A Fecomércio é a grande articuladora das pautas dos segmentos do comércio, serviços e turismo junto aos entes governamentais. Temos trabalhado incansavelmente para garantir um ambiente de negócios favorável para a retomada do crescimento destes setores essenciais para a nossa economia. Além disso, estamos, nos últimos dois anos, vivendo uma grande reformulação interna, que passa pela modernização dos nossos processos, lançamento de novos projetos, com foco em inteligência, inovação e competitividade. Essas ações resultam diretamente no fortalecimento e expansão do trabalho dos nossos 16 sindicatos filiados, que juntos com a Federação, representam 200 mil empresas, as quais formam a base da economia do Estado, gerando mais de 330 mil empregos formais. Além disso, seguimos firmes em ações de apoio ao Turismo, desde a qualificação, promoção e inteligência, como é o caso do Sírio – Sistema de Inteligência Turística do RN, uma parceria importante com a Emprotur premiada nacionalmente em 2021, e que vem contribuindo diretamente com um planejamento mais assertivo para esta atividade econômica tão importante para o Rio Grande do Norte. O Programa de Desenvolvimento Econômico Local (DEL) é outro destaque, que tem feito uma verdadeira revolução em vários municípios e o planejamento para 2022 é avançar ainda mais. 
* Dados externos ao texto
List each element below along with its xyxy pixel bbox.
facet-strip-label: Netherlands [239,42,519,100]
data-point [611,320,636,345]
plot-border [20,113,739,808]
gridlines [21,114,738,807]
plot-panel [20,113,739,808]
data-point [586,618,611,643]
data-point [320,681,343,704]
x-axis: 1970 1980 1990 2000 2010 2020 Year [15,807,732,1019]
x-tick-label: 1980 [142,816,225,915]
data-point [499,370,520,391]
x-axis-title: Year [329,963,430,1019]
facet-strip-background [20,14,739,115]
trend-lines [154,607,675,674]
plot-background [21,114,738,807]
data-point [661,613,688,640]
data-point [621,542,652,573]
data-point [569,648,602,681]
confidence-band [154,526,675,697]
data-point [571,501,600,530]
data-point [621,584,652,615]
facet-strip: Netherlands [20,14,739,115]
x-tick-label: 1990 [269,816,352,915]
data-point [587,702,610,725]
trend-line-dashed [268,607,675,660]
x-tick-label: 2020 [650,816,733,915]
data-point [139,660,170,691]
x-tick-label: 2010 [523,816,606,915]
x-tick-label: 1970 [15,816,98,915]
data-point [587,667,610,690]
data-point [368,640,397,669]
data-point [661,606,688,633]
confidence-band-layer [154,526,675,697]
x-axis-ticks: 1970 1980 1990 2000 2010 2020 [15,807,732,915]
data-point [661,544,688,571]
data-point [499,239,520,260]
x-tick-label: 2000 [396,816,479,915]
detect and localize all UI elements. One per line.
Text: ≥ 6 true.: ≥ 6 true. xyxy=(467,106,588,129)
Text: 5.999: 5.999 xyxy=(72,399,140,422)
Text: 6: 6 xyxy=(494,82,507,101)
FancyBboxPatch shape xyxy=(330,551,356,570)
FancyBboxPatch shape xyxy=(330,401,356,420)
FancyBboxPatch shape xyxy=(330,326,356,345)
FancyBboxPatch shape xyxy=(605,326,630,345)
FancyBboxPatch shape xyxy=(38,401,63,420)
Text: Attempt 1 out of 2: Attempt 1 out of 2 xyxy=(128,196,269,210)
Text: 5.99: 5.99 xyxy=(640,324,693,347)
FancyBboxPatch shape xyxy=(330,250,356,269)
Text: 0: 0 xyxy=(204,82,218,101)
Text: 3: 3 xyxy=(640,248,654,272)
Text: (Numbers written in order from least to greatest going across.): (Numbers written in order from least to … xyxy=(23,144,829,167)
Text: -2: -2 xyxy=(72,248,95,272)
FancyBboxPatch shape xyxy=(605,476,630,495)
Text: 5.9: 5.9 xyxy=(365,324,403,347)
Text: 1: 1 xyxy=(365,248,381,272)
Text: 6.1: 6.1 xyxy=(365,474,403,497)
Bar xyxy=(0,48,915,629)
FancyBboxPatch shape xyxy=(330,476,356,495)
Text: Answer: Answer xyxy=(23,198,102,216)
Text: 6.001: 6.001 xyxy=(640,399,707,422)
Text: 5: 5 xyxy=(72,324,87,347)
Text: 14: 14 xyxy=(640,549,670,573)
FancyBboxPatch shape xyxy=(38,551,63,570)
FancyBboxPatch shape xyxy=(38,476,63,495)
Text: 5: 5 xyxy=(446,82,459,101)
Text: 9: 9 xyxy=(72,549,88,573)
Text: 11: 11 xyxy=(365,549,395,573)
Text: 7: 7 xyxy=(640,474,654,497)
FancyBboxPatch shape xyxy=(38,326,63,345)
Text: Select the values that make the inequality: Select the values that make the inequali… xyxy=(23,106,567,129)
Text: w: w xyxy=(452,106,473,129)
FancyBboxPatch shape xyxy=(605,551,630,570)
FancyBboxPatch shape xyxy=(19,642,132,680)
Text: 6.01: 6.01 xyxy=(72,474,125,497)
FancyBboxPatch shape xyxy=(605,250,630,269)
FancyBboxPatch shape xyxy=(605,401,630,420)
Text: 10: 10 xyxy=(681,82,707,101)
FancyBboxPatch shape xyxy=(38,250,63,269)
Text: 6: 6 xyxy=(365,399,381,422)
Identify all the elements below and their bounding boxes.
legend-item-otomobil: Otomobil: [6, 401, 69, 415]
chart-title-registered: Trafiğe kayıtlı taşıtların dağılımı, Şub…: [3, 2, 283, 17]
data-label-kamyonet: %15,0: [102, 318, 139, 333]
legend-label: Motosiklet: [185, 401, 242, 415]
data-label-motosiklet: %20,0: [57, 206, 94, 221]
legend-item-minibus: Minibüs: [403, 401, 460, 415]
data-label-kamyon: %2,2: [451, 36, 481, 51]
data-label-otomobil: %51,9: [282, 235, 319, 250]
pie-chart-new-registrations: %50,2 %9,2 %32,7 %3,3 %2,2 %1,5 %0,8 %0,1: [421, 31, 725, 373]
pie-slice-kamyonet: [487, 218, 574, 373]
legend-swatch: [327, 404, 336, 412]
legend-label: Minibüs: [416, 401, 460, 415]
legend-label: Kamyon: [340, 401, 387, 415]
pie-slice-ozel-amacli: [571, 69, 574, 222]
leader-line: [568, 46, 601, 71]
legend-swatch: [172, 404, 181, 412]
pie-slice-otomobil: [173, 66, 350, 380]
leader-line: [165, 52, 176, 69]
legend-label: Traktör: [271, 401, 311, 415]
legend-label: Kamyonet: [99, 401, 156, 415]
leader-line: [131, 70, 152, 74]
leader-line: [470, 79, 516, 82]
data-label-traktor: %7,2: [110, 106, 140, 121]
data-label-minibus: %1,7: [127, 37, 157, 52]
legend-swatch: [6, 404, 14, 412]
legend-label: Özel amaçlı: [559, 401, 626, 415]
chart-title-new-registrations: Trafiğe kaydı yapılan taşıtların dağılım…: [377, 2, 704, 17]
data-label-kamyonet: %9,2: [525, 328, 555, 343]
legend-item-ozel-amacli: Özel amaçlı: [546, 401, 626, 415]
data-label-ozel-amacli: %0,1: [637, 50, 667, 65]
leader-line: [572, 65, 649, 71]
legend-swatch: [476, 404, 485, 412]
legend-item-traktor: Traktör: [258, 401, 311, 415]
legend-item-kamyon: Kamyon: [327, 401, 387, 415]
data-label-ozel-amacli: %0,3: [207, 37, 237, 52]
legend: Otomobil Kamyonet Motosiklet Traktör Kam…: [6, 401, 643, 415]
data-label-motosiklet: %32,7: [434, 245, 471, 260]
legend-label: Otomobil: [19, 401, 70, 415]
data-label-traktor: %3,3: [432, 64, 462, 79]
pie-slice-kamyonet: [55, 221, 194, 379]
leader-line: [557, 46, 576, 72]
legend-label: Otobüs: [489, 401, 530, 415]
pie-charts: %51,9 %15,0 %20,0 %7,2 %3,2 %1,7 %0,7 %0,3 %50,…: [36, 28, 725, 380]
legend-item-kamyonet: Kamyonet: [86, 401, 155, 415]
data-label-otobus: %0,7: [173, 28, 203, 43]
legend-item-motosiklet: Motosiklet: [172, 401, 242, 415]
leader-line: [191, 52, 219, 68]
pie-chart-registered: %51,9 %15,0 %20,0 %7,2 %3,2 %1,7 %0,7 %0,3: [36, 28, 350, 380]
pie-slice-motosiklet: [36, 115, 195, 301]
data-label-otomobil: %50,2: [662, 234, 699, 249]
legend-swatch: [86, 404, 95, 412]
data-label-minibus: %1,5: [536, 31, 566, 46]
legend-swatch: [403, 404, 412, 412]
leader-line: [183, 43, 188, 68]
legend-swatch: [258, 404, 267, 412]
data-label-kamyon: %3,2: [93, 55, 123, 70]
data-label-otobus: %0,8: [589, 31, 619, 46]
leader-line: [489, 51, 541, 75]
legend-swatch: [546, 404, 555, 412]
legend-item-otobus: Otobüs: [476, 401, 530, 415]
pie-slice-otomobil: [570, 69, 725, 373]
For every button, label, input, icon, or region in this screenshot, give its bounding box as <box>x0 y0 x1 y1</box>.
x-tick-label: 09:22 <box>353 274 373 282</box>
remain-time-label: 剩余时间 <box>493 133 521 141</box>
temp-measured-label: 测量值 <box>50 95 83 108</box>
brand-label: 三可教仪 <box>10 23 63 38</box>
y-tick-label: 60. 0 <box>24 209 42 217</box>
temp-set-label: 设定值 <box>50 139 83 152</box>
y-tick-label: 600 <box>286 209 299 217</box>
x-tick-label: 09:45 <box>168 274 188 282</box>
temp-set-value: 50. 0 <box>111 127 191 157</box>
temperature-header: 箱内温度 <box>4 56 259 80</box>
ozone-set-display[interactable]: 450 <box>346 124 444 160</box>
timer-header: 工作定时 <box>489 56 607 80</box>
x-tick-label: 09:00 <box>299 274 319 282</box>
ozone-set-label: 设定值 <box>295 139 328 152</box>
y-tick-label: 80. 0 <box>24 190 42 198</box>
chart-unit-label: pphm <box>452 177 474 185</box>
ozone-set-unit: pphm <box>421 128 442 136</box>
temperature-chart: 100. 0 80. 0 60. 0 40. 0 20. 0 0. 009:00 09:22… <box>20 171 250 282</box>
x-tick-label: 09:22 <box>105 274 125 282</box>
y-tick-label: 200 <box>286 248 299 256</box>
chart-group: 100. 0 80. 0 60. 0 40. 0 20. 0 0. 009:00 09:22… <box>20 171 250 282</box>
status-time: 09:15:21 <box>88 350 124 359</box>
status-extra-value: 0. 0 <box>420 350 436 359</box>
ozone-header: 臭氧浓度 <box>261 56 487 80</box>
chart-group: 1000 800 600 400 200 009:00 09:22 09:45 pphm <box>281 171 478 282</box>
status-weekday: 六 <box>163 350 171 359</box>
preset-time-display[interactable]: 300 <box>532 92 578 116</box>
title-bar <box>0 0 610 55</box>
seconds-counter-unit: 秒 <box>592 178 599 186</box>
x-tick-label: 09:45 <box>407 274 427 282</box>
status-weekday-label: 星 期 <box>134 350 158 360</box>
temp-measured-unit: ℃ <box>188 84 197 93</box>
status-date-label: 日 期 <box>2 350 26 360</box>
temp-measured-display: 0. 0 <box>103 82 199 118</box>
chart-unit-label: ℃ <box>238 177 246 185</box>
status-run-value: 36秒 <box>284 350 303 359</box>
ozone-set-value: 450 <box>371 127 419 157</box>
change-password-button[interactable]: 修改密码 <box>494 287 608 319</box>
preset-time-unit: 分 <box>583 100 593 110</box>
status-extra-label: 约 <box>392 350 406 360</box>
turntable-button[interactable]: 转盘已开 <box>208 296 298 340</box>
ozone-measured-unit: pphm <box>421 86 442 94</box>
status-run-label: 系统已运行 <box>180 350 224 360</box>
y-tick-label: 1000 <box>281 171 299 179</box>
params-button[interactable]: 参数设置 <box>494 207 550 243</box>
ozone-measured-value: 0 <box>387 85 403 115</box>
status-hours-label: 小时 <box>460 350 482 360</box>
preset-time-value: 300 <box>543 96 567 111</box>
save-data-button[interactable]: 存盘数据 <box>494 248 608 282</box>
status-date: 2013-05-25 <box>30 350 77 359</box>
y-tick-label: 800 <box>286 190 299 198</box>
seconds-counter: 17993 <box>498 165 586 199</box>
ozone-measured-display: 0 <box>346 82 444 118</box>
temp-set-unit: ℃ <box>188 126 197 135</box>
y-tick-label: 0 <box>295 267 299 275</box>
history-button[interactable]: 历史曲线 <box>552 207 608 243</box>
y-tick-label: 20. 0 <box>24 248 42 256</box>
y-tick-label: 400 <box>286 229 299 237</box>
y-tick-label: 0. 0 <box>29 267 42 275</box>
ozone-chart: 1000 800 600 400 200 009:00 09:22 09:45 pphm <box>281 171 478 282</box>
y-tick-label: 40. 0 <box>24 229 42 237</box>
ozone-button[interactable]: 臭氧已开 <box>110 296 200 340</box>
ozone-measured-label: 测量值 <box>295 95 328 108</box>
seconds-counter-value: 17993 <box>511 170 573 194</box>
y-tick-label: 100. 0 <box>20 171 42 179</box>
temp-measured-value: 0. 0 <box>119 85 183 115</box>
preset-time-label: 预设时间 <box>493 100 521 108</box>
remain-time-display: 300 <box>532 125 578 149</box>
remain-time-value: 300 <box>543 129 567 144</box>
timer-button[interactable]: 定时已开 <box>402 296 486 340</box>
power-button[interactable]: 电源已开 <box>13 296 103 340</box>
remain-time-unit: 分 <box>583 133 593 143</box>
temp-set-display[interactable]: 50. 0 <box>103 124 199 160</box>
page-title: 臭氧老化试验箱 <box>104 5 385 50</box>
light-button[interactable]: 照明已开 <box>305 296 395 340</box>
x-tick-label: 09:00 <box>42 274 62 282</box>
O Sistema Fecomércio tem forte trabalho na qualificação profissional.  Como isso tem impactado na empregabilidade?
Atualmente, por meio do Senac, dispomos de um portfólio com cerca de 350 cursos de formação profissional, distribuídos em mais de dez áreas de atuação, entre elas as áreas de Tecnologia da Informação, Comércio, Gastronomia e Turismo. A qualificação profissional está diretamente ligada ao aumento dos índices de empregabilidade de um cidadão. Em uma pesquisa realizada em 2021, identificamos que, na hora da contratação, os empresários norte-rio-grandenses dão preferência a um candidato quando ele possui um curso de capacitação do Senac. Por isso, temos expandido nossa capacidade operacional em todo estado, inclusive com atendimento remoto, por meio de aulas online ao vivo, democratizando o acesso ao ensino profissionalizante. Outro destaque é o nosso Hotel-Escola Senac Barreira Roxa, um equipamento único no Norte e Nordeste, que coleciona diversas premiações nos últimos dois anos, e que tem compartilhado com os empreendimentos do trade sua expertise especialmente na área de Gestão Sustentável, além de formar os profissionais que atuam nesta importante cadeia produtiva. O nível de capacitação dos colaboradores de uma empresa se reflete diretamente na qualidade dos serviços prestados. Quanto mais qualificado é o time de colaboradores, maiores são as oportunidades de crescimento do negócio.